'Cake Boss' Buddy Valastro Recounts Gruesome Hand Accident, Recovery

Buddy Valastro is on the 'road to recovery' after suffering a gruesome injury during an accident [...]

Buddy Valastro is on the "road to recovery" after suffering a gruesome injury during an accident last week in his home bowling alley that led to his hand being impaled a number of times by a metal rod. The Cake Boss star appeared via video conference on Monday's TODAY show, recounting the "freak accident" alongside son Buddy Jr., who rushed to his father's rescue.

"It's just a really freak accident. You know, it was crazy just the way it went down. But I really am so proud of my sons and brother-in-laws (sic) who were here and really helped jump into action to set me free and help put me on the road to recovery," he explained. Valastro's 16-year-old son said of jumping into action, "I mean, he's my dad… I knew I had to do something. So, he told me to grab the saw, the tools. So I ran up and got them and got him out."

The Food Network star underwent two surgeries, one at Morristown Memorial in New Jersey, and the second by Dr. Michelle Carlson, an orthopedic surgeon at Hospital for Special Surgery in Manhattan, saying of the first responders and doctors who came to his aid, "When push really comes to shove, you see what a miracle worker they are."

Recovering won't be easy for the pastry chef, who is used to crafting intricate designs with his dominant hand. "It's going to definitely be an uphill battle. And the prayers and the support from all the fans from all over the world have made me feel so special, and makes me want to fight to get better for them. You know, it makes me want to be the man that I was."
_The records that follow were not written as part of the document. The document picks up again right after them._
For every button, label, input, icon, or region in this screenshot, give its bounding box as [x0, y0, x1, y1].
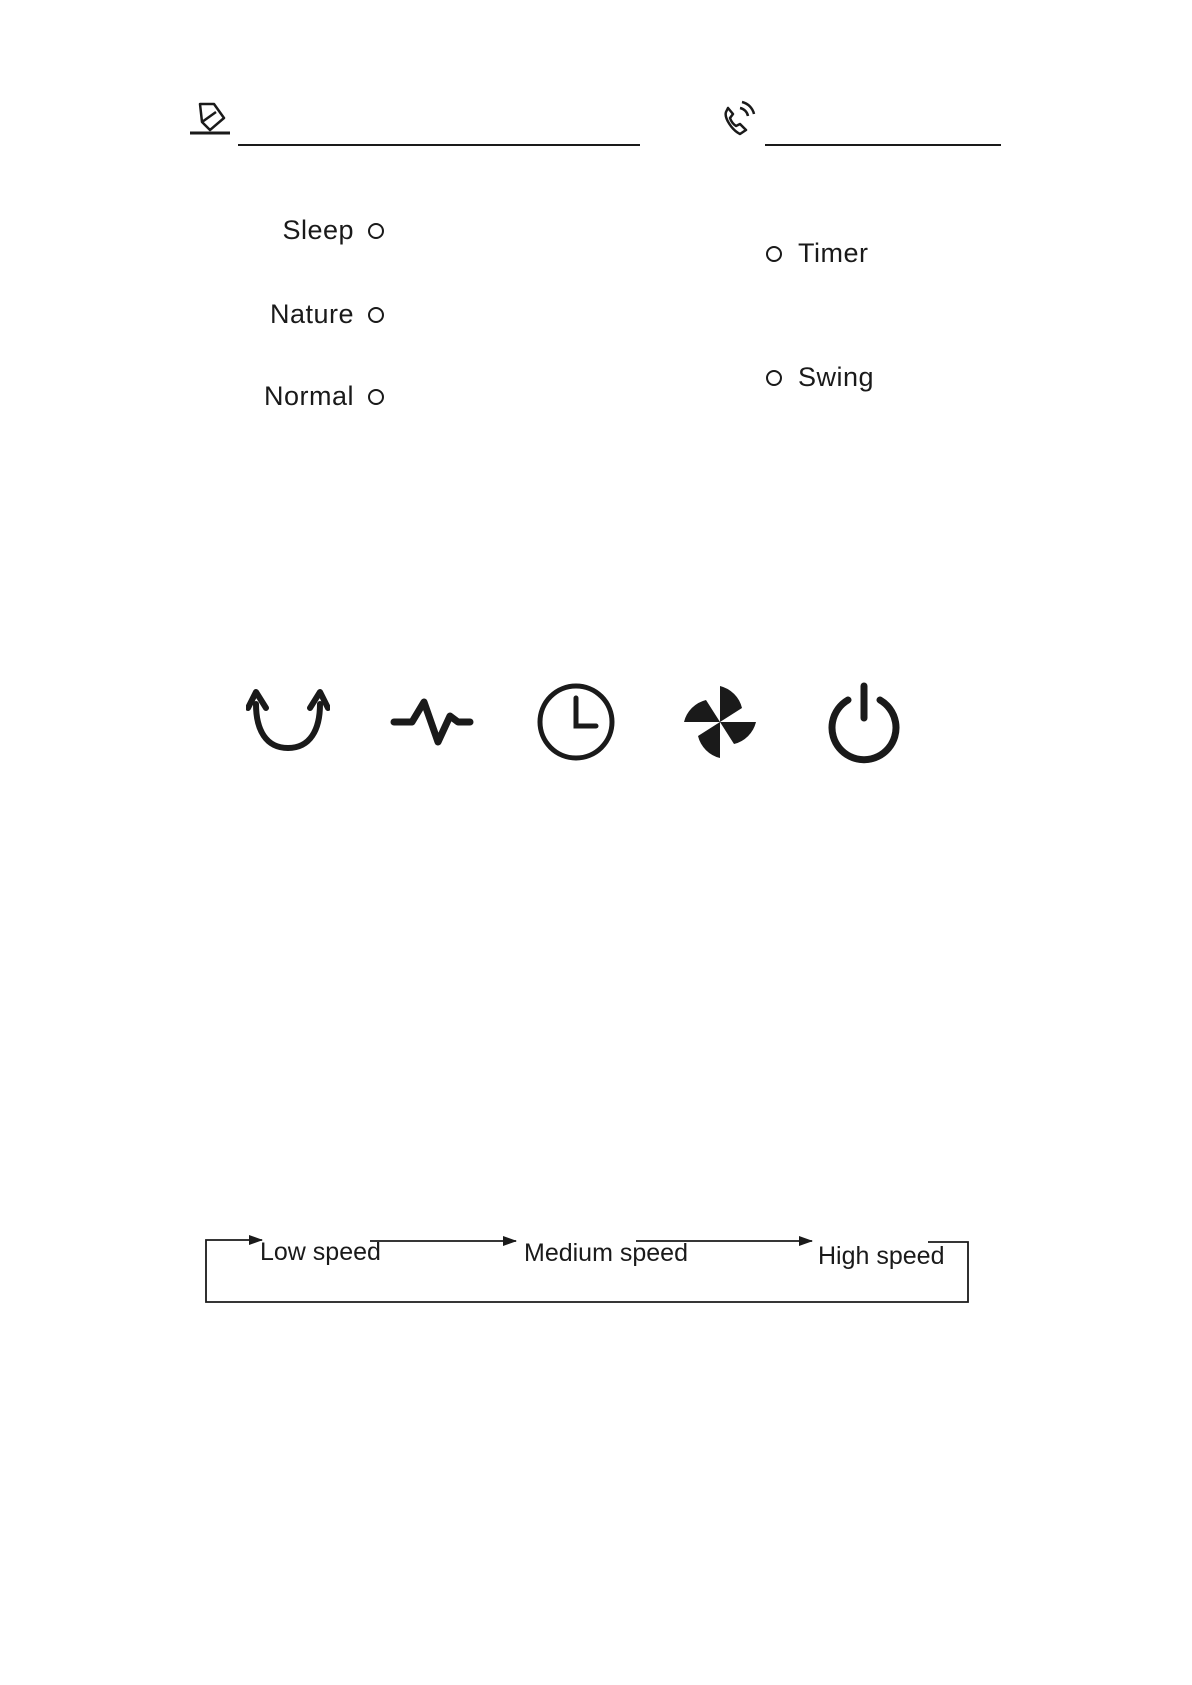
- function-label-swing: Swing: [798, 362, 875, 392]
- speed-step-low: Low speed: [260, 1238, 381, 1266]
- function-label-timer: Timer: [798, 238, 869, 268]
- speed-step-high: High speed: [818, 1242, 945, 1270]
- mode-label-nature: Nature: [269, 299, 354, 329]
- mode-label-sleep: Sleep: [282, 215, 354, 245]
- mode-label-normal: Normal: [263, 381, 354, 411]
- speed-step-medium: Medium speed: [524, 1239, 688, 1267]
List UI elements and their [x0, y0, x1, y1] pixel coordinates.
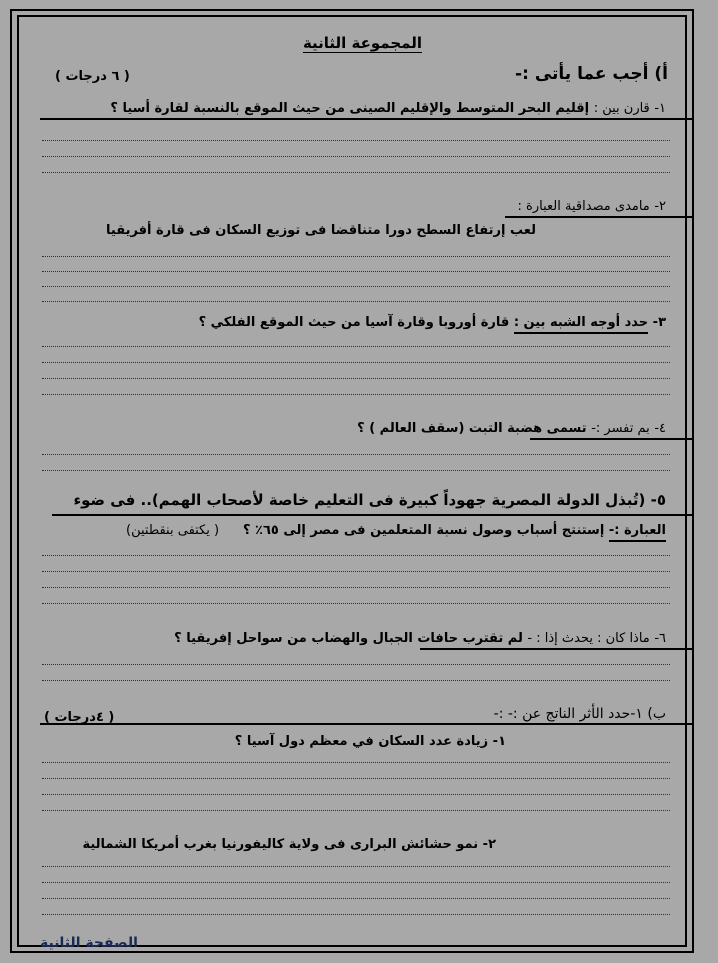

Last week, Valastro's team told PEOPLE that the star was injured when he tried to reset "malfunction" in the bowling pinsetter, which led to "his right hand became lodged and compressed inside the unit." Unable to remove his hand, Valastro could see "a 1-1/2-inch metal rod slowly and repeatedly impale his hand three times between his ring finger and middle finger," they continued, revealing that after more than five minutes, Valastro's sons were able to use a reciprocating saw "to cut through the metal rod and relieve his father from the machine." Having been released from the hospital, Valastro has a "long road ahead" when it comes to regaining full use of his hand, his rep added: "It will be an uphill battle as it's Buddy's dominant right hand and he will need prolonged recovery and therapy."